Question Answered: How to Get Rid of Guests Who are Overstaying Their Welcome

Have you ever experienced one of those days where you had friends or family members drop by for ‘just a few minutes’ and several hours later they are still camped on your living room couch? You don’t want to be rude but you just want them to leave! The following tips will help you to encourage visitors to not overstay their welcome next time this happens to you.

For Habitual Overstayers


Don’t let the conversation get out of hand right from the beginning. Your best opportunity of avoiding those people who you just know are going to monopolize your time for the next few hours is to ‘cut them off at the pass’. Before you even invite your visitor to sit down be sure to let them know that there is a strict time limit on their visit i.e. tell them you have plans that you won’t cancel and that you need to leave the house at a certain time so you aren’t late.

Sometimes this happens when you are out. If you find yourself being approached by someone and really either do not want to sit and talk for hours on end or are unable to because of a prior commitment just tell them that you are either waiting for friends to join you or that you must leave by a certain time. When that time comes around, leave! By putting a time limit on visits right at the outset you can avoid allowing those habitual overstayers an opportunity to take up more of your time than you would prefer them to.

Use Body Language to Encourage Visitors to Leave


When verbally asking someone to leave makes you feel uncomfortable, as it does many people, you can use body language to give them a strong hint that their stay is about to come to an end. Make moves that indicate that you are ready to get back to what you were doing prior to their visit such as gathering up some papers, and then tell your visitors that you have agreed to call a particular person at a specific time i.e. right then. It may still take you a few minutes to get your visitors out the door but at least you will have given them a clear understanding that their visit is ending.

Averting your eyes from theirs is another way of using body language to indicate that you want the conversation to end. This clearly states that you are not interested in furthering conversation with them and only the most stubborn people will ignore this clear message. For particularly stubborn people you can use a need to go to the bathroom to indicate that you have no desire to be in that person’s presence any longer. This works well on that person at the bar that refuses to get the message otherwise to leave you alone. Unfortunately while body language works on most people there are some who just will not get the message and subtlety doesn’t work on them.

When All Else Fails


Some people just need to hear it said loud and clear and while this is probably something you really dislike doing it there are ways you can tell a person they have overstayed their welcome in an effective manner and still be dignified and polite. There really is no need to resort to rudeness when it comes to friends and family.

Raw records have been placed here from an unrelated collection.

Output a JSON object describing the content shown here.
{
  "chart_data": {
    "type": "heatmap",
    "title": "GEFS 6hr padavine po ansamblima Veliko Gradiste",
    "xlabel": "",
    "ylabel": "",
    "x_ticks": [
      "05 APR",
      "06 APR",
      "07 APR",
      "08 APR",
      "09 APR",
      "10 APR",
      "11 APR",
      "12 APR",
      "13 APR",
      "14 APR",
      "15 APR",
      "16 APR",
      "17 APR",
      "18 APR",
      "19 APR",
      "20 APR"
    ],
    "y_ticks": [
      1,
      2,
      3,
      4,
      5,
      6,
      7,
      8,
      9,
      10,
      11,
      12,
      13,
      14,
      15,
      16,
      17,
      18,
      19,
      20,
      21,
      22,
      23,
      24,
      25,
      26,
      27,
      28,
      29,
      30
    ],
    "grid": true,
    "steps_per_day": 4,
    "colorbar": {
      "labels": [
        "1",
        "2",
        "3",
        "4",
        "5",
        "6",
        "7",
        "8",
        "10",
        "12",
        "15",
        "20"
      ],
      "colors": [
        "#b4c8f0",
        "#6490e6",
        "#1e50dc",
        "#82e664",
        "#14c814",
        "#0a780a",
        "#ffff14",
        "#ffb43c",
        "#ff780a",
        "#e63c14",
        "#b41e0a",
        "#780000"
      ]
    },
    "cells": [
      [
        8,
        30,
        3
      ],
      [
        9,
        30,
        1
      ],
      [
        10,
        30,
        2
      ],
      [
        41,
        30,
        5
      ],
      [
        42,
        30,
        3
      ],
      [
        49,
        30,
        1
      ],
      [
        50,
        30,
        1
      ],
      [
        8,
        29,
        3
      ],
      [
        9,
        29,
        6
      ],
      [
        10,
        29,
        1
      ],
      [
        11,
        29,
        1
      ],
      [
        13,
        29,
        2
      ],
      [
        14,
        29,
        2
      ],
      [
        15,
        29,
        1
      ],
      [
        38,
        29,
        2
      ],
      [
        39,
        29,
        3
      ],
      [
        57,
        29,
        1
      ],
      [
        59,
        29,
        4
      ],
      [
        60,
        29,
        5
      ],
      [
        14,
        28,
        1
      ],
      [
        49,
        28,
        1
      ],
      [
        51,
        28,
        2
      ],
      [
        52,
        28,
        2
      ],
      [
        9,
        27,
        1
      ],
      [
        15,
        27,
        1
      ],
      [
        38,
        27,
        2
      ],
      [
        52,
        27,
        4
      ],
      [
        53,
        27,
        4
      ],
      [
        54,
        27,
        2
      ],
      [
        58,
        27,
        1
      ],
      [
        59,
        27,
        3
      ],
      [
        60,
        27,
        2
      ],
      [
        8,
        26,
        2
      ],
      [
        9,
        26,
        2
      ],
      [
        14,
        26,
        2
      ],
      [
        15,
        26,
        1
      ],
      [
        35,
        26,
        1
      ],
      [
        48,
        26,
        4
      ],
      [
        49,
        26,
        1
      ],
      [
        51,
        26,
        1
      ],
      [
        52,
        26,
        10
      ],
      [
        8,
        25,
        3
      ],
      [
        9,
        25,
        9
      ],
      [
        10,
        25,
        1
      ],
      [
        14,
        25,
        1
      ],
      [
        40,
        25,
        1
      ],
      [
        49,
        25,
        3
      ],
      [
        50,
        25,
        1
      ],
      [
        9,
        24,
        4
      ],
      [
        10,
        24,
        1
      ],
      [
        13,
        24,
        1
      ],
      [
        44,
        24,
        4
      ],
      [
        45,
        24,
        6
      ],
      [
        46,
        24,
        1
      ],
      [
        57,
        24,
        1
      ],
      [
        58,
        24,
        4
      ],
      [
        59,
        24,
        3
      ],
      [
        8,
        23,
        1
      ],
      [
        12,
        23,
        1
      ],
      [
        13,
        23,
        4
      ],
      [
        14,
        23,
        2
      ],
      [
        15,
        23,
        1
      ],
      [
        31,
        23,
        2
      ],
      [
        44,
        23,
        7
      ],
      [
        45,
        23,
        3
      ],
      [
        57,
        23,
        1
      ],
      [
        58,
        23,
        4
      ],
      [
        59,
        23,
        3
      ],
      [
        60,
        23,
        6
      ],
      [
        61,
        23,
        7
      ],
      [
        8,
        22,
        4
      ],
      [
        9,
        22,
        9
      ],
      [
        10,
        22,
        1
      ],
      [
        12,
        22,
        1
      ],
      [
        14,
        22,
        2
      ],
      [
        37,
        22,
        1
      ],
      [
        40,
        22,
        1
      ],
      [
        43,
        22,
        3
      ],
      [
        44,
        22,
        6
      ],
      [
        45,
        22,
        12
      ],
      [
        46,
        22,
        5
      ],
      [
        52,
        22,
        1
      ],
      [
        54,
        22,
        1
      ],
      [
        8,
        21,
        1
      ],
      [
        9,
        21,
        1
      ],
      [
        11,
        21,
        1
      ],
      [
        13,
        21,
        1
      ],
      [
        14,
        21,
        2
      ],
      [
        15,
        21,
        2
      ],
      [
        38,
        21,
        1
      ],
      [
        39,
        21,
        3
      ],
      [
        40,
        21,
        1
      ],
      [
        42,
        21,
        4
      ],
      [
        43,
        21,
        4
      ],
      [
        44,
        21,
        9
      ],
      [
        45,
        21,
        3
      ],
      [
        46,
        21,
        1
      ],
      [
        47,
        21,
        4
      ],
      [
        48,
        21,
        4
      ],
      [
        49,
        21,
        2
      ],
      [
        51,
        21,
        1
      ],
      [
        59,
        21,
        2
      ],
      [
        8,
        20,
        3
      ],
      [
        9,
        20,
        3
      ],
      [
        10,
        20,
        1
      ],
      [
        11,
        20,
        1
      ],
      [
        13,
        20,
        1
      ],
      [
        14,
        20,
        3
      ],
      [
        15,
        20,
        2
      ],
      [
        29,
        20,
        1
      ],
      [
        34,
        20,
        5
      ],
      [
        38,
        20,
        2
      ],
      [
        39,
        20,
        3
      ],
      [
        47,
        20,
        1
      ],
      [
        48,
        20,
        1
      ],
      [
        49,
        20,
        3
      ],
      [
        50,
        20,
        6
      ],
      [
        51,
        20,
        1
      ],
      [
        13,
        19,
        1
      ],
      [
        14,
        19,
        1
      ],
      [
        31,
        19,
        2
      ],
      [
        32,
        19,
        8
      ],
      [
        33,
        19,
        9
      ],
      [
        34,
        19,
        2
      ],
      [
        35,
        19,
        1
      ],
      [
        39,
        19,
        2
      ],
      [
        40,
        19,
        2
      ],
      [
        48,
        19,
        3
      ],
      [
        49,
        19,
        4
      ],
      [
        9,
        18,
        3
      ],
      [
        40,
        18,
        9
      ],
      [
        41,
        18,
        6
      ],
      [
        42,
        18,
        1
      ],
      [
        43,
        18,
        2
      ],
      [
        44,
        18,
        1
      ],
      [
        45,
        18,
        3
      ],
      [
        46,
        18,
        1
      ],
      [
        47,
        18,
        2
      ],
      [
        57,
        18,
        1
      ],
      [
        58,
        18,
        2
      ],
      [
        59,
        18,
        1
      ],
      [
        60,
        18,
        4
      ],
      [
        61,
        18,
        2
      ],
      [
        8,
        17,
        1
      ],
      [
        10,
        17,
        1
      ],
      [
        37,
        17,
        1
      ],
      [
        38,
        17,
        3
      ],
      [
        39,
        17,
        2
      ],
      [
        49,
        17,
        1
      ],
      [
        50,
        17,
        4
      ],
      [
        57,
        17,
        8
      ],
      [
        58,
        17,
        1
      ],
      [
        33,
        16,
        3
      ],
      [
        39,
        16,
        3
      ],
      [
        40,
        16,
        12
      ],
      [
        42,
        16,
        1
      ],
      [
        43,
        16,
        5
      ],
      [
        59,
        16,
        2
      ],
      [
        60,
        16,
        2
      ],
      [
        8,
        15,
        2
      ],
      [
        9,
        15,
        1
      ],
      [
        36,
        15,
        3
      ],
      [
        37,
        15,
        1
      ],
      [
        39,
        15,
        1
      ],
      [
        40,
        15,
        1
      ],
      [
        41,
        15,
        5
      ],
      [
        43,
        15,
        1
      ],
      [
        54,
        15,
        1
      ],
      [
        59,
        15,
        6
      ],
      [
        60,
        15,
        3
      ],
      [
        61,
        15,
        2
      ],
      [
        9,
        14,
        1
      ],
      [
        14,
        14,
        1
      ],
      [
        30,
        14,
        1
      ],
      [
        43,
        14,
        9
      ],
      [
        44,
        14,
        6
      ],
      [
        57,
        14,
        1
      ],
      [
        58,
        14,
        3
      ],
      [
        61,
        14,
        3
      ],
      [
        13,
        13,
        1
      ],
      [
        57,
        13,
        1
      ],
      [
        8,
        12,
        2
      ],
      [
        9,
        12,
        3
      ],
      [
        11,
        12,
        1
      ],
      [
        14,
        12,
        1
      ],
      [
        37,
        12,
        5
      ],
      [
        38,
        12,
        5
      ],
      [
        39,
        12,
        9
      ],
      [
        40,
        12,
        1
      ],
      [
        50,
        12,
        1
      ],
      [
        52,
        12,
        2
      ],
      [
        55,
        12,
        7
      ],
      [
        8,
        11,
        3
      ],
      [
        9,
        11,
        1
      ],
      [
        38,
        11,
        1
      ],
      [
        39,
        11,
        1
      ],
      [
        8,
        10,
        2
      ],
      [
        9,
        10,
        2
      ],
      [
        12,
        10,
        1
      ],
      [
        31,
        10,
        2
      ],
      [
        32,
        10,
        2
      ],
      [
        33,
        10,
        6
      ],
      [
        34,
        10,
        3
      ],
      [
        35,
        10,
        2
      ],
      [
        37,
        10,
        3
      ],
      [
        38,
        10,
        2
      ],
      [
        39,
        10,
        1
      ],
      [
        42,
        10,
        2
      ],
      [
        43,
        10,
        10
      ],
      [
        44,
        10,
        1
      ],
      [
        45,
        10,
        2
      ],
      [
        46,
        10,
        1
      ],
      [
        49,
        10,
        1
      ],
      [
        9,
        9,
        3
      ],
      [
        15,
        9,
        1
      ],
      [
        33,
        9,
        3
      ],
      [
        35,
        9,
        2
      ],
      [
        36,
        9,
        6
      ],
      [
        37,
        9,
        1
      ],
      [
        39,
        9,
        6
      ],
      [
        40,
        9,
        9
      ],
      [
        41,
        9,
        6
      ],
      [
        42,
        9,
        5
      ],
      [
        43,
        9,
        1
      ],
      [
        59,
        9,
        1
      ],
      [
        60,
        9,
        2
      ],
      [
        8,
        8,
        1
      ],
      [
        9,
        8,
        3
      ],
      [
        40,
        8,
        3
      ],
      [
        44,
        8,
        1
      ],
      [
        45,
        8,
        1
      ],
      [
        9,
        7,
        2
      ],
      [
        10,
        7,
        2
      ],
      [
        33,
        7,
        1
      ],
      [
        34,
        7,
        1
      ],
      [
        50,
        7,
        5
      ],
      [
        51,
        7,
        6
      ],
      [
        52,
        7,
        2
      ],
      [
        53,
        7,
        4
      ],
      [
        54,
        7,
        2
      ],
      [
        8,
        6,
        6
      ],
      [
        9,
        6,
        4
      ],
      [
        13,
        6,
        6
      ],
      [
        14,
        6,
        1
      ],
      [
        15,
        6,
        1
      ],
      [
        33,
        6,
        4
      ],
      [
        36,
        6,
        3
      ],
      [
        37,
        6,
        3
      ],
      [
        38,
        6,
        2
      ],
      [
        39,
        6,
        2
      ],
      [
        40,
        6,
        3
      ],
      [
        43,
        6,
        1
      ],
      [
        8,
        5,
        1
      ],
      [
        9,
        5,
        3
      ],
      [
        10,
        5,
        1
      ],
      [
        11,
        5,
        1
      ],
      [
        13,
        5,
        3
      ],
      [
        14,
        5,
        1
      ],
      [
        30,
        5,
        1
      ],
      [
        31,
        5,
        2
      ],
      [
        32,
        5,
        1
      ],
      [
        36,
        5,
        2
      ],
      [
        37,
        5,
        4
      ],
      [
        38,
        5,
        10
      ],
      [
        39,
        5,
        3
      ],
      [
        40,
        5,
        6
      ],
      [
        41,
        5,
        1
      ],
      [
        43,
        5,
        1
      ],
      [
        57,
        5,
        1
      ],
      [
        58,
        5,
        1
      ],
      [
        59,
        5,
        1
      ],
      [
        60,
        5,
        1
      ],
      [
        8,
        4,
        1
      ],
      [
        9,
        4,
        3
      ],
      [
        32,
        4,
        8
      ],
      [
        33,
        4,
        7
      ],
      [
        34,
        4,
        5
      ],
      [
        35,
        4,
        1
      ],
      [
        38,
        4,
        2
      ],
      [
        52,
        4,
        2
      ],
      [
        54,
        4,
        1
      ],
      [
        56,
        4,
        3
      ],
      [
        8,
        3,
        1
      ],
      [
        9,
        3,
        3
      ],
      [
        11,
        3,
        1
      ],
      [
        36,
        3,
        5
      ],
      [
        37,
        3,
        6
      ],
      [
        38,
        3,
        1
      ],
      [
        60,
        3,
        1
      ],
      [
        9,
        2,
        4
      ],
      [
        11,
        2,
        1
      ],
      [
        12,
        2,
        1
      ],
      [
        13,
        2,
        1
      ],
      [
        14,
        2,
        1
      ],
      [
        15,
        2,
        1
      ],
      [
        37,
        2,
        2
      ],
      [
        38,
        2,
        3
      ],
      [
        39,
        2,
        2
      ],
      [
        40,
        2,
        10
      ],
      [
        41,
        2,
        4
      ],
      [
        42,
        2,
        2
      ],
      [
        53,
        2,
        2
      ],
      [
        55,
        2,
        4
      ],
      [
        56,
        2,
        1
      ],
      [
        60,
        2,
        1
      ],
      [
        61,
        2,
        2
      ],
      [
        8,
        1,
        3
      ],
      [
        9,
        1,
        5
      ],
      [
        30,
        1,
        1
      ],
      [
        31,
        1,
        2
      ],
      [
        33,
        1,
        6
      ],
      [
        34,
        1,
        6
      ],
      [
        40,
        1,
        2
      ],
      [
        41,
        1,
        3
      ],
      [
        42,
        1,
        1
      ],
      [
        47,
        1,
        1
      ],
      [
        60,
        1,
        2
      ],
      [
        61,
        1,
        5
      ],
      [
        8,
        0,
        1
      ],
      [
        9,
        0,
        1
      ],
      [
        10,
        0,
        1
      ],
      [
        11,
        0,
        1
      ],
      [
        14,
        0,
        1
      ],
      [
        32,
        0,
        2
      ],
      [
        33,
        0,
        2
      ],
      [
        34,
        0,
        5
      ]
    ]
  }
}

Be apologetic. Tell your visitors that you really have no desire to appear rude but that you are not in a position to continue spending time with them due to a prior commitment that you have no desire to be late to. This may sound like a no-brainer but nice people find it really difficult to wiggle their way out of conversations that they have no desire to continue with, and so will often find themselves talking for much longer than they really want to out of politeness. This can cause resentment and make a person less likely to be welcoming next time family or friends drop by.

Just because you have politely told your visitors that you have no desire to continue hanging out with them does not mean you don’t enjoy their company. It just means that you have had enough of their company at this time. As long as you convey this to them in a polite, apologetic and caring manner it will give you the result you want without hurting anyone’s feelings.